La gendarmerie, à Saint Martin, a poursuivi le général Guy Parayre, est très sollicitée et évolue dans un climat que la délinquance contribue à tendre. Il a rappelé que l'île abrite 40.000 résidents déclarés, originaires de quelque cent nations différentes et où une jeunesse, à majorité anglophone, souhaite souvent s'affranchir de la légalité française sur ce territoire binational où cohabitent deux législations différentes. Les principaux problèmes de l'île concernent la lutte contre l'immigration irrégulière, contre le trafic de stupéfiants et la délinquance. Une forte disparité caractérise les parties française et néerlandaise. Dans la partie néerlandaise, par exemple, les soins sont payants, il n'existe ni couverture maladie universelle, ni revenu minimum d'insertion et, sur le plan judiciaire, la garde à vue peut aller jusqu'à 28 jours. La partie française n'est pas exempte de problèmes, avec un chômage de 15 à 20 % qui va croissant et touche essentiellement les jeunes auxquels les employeurs n'accordent pas leur confiance. Dans ce contexte, les gendarmes, chargés de faire respecter la loi, se trouvent souvent en rupture avec ce qui a cours dans la zone néerlandaise de l'île, d'où certaines tensions avec une partie de la population, liées aux trafics de stupéfiants ou à l'immigration irrégulière.

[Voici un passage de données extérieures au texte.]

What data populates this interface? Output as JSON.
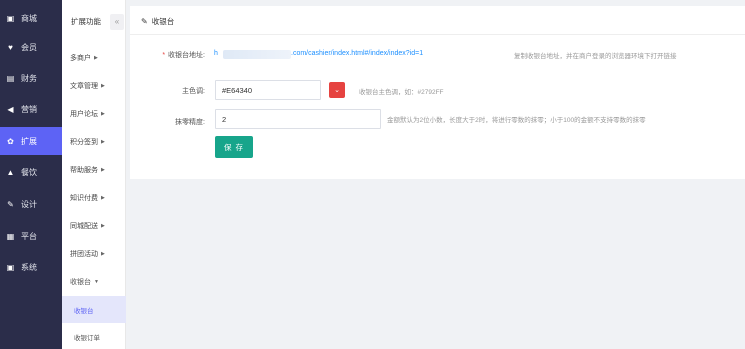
{
  "sidebar": {
    "items": [
      {
        "label": "商城",
        "icon": "store-icon"
      },
      {
        "label": "会员",
        "icon": "member-icon"
      },
      {
        "label": "财务",
        "icon": "finance-icon"
      },
      {
        "label": "营销",
        "icon": "megaphone-icon"
      },
      {
        "label": "扩展",
        "icon": "extension-icon"
      },
      {
        "label": "餐饮",
        "icon": "cake-icon"
      },
      {
        "label": "设计",
        "icon": "brush-icon"
      },
      {
        "label": "平台",
        "icon": "grid-icon"
      },
      {
        "label": "系统",
        "icon": "system-icon"
      }
    ]
  },
  "subnav": {
    "header": "扩展功能",
    "collapse": "«",
    "items": [
      "多商户",
      "文章管理",
      "用户论坛",
      "积分签到",
      "帮助服务",
      "知识付费",
      "同城配送",
      "拼团活动"
    ],
    "open_group": "收银台",
    "children": [
      "收银台",
      "收银订单"
    ]
  },
  "page": {
    "title": "收银台",
    "url_label": "收银台地址:",
    "url_prefix": "h",
    "url_value": ".com/cashier/index.html#/index/index?id=1",
    "url_hint": "复制收银台地址，并在商户登录的浏览器环境下打开链接",
    "color_label": "主色调:",
    "color_value": "#E64340",
    "color_hint": "收银台主色调，如：#2792FF",
    "wipe_label": "抹零精度:",
    "wipe_value": "2",
    "wipe_hint": "金额默认为2位小数，长度大于2时，将进行零数的抹零；小于100的金额不支持零数的抹零",
    "save_label": "保 存"
  },
  "colors": {
    "sidebar": "#2b2d4a",
    "active": "#5d63f5",
    "primary_color": "#E64340",
    "save": "#17a58b"
  }
}
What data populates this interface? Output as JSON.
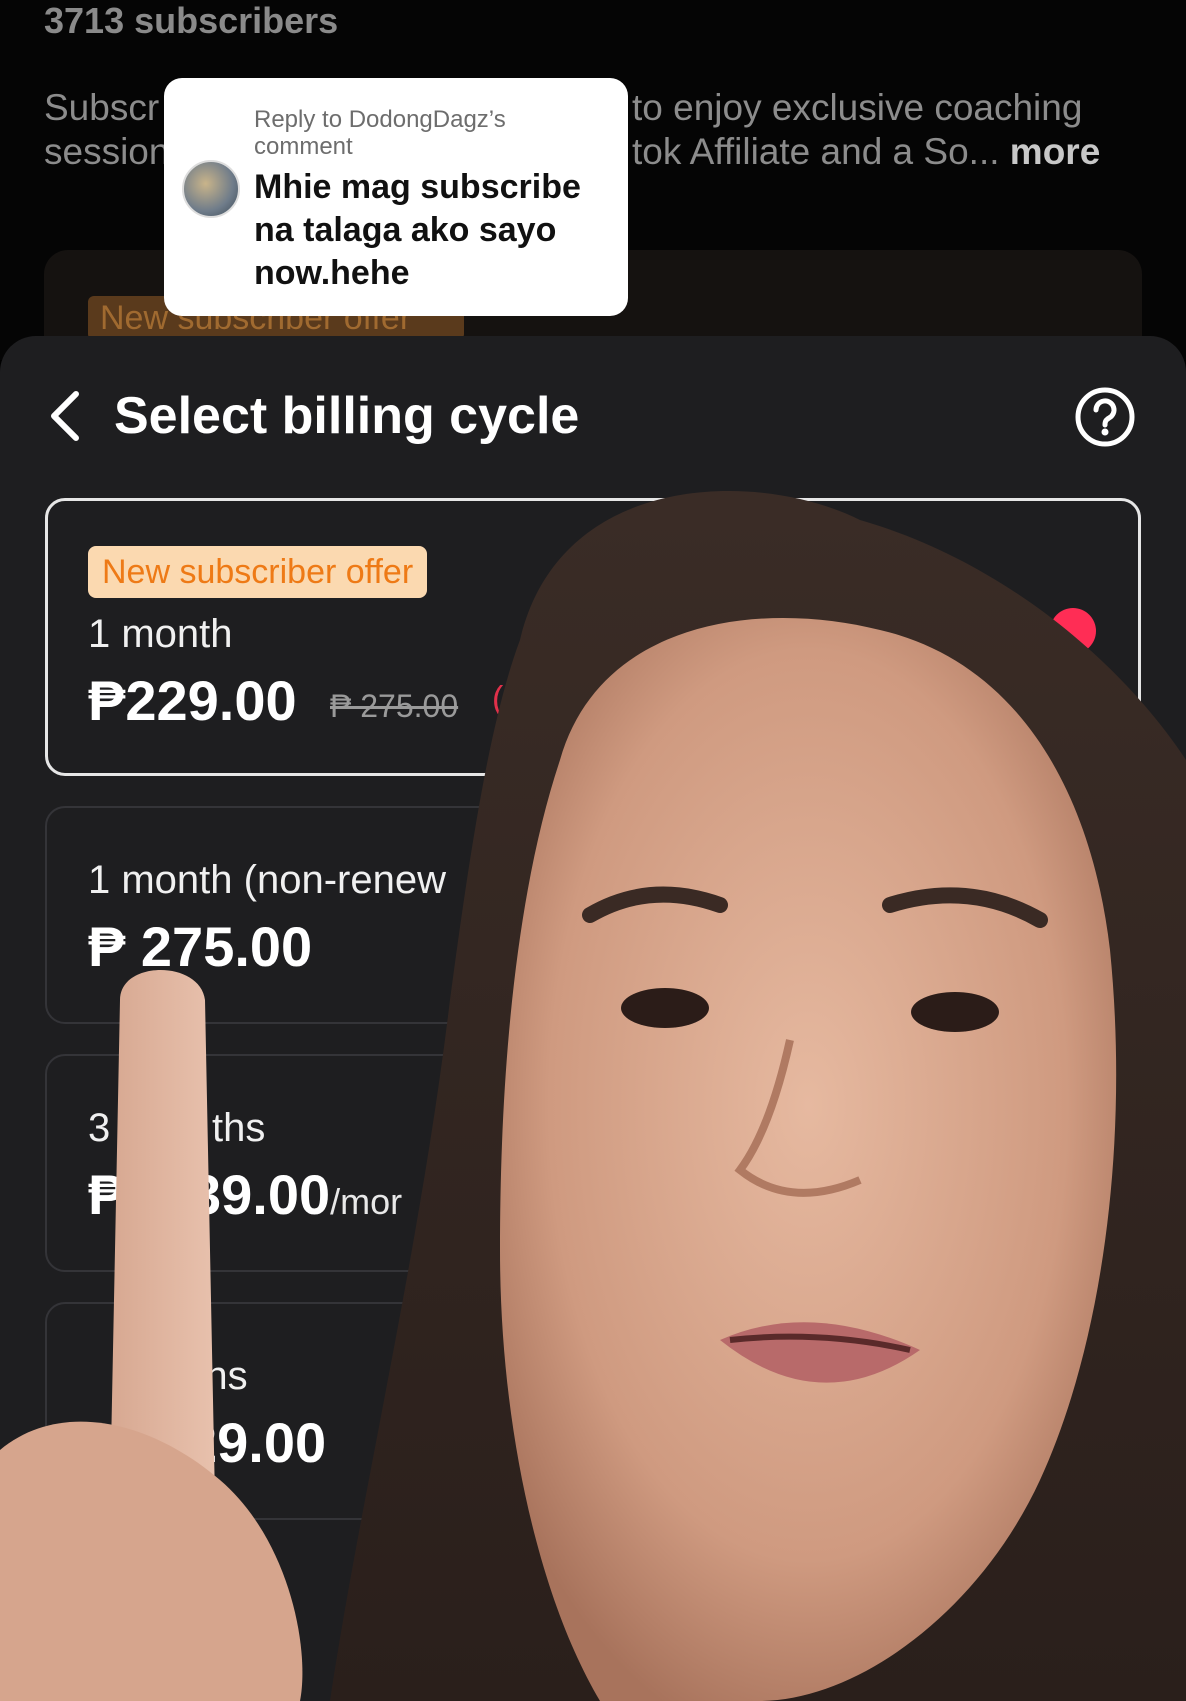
{
  "profile": {
    "subscriber_count": "3713 subscribers",
    "description_left_line1": "Subscr",
    "description_left_line2": "session",
    "description_right_line1": "to enjoy exclusive coaching",
    "description_right_line2": "tok Affiliate and a So...",
    "more_label": "more"
  },
  "background_offer_chip": "New subscriber offer",
  "reply": {
    "reply_to": "Reply to DodongDagz’s comment",
    "text": "Mhie mag subscribe na talaga ako sayo now.hehe"
  },
  "sheet": {
    "title": "Select billing cycle",
    "back_icon": "chevron-left-icon",
    "help_icon": "question-circle-icon"
  },
  "plans": [
    {
      "offer_badge": "New subscriber offer",
      "label": "1 month",
      "price": "₱229.00",
      "old_price": "₱ 275.00",
      "discount": "(15",
      "selected": true
    },
    {
      "label": "1 month (non-renew",
      "price": "₱ 275.00"
    },
    {
      "label_a": "3",
      "label_b": "ths",
      "price_a": "₱",
      "price_b": "39.00",
      "per": "/mor"
    },
    {
      "label": "nths",
      "price": "29.00"
    }
  ],
  "colors": {
    "offer_orange": "#ee7a16",
    "offer_chip_bg": "#fbd9b0",
    "discount_red": "#e0304a",
    "selected_radio": "#ff2d55",
    "sheet_bg": "#1e1e20"
  }
}
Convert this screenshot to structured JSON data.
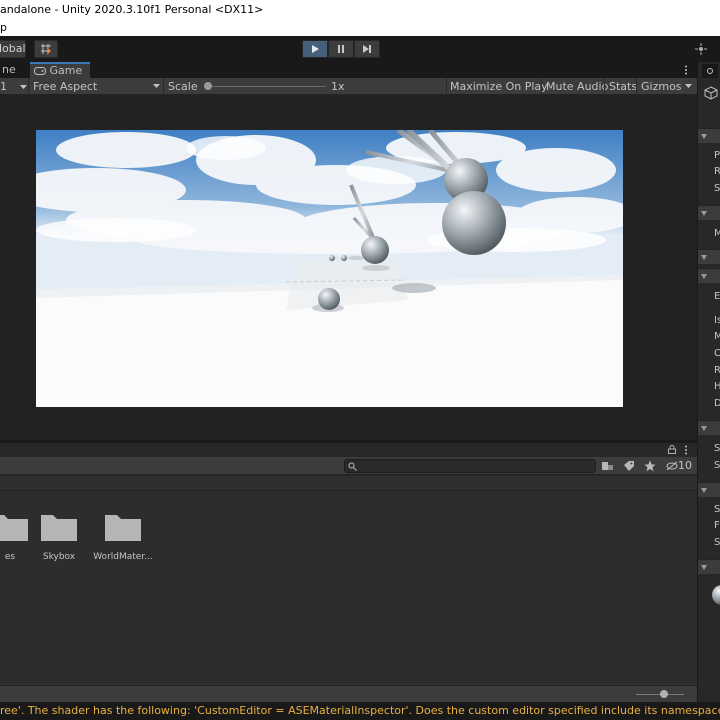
{
  "window": {
    "title": "andalone - Unity 2020.3.10f1 Personal <DX11>"
  },
  "menubar": {
    "visible_item": "p"
  },
  "toolbar": {
    "global_label": "lobal"
  },
  "tabs": [
    {
      "label": "ne"
    },
    {
      "label": "Game"
    }
  ],
  "game_toolbar": {
    "display_label": "1",
    "aspect_label": "Free Aspect",
    "scale_label": "Scale",
    "scale_value": "1x",
    "scale_fraction": 0.0,
    "maximize_label": "Maximize On Play",
    "mute_label": "Mute Audio",
    "stats_label": "Stats",
    "gizmos_label": "Gizmos"
  },
  "project": {
    "hidden_count": "10",
    "search_placeholder": "",
    "folders": [
      {
        "label": "es"
      },
      {
        "label": "Skybox"
      },
      {
        "label": "WorldMater..."
      }
    ],
    "zoom_fraction": 0.6
  },
  "right_panel": {
    "letters": [
      "P",
      "R",
      "S",
      "M",
      "E",
      "Is",
      "M",
      "C",
      "R",
      "H",
      "D",
      "S",
      "S",
      "S",
      "F",
      "S"
    ]
  },
  "status": {
    "message": "ree'. The shader has the following: 'CustomEditor = ASEMaterialInspector'. Does the custom editor specified include its namespace? And does the class"
  },
  "colors": {
    "accent": "#3a79bb",
    "warning_text": "#e8b040",
    "play_active": "#46607c"
  }
}
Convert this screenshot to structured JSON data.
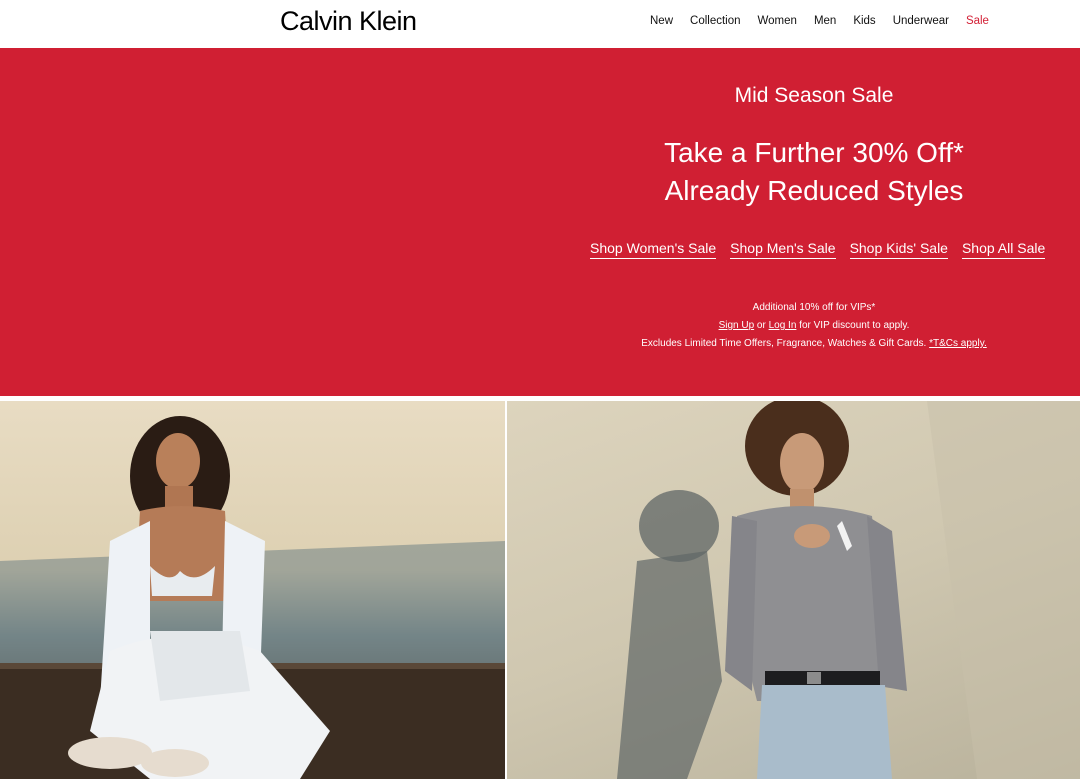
{
  "brand": {
    "logo_text": "Calvin Klein"
  },
  "nav": {
    "items": [
      {
        "label": "New"
      },
      {
        "label": "Collection"
      },
      {
        "label": "Women"
      },
      {
        "label": "Men"
      },
      {
        "label": "Kids"
      },
      {
        "label": "Underwear"
      },
      {
        "label": "Sale",
        "accent": "#d31f35"
      }
    ]
  },
  "hero": {
    "background_color": "#d01f33",
    "kicker": "Mid Season Sale",
    "headline_line1": "Take a Further 30% Off*",
    "headline_line2": "Already Reduced Styles",
    "ctas": [
      {
        "label": "Shop Women's Sale"
      },
      {
        "label": "Shop Men's Sale"
      },
      {
        "label": "Shop Kids' Sale"
      },
      {
        "label": "Shop All Sale"
      }
    ],
    "fine_print": {
      "line1": "Additional 10% off for VIPs*",
      "sign_up": "Sign Up",
      "or": " or ",
      "log_in": "Log In",
      "line2_rest": " for VIP discount to apply.",
      "line3": "Excludes Limited Time Offers, Fragrance, Watches & Gift Cards. ",
      "terms": "*T&Cs apply."
    }
  },
  "images": {
    "left": {
      "icon": "womens-lingerie-photo"
    },
    "right": {
      "icon": "womens-top-photo"
    }
  }
}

Le général Guy Parayre a souligné que, d'une façon générale, dans les départements et territoires d'outre-mer, se retrouvaient certaines caractéristiques observées à Saint Martin : la pression migratoire, les trafics divers, le fort degré de violence dans la délinquance ou le contexte économique difficile. Aussi bien la gendarmerie, qui est le service de l'Etat le plus présent et le plus nombreux outre-mer, supporte-t-elle l'essentiel de cette pression, qui conduit l'arme à toujours rechercher une meilleure coopération avec les autres secteurs de l'Etat. La Gendarmerie nationale dispose cependant de ses atouts spécifiques que sont ses capacités d'adaptation, sa culture inter-services et interarmées et son aptitude à servir en tout temps et tout lieu.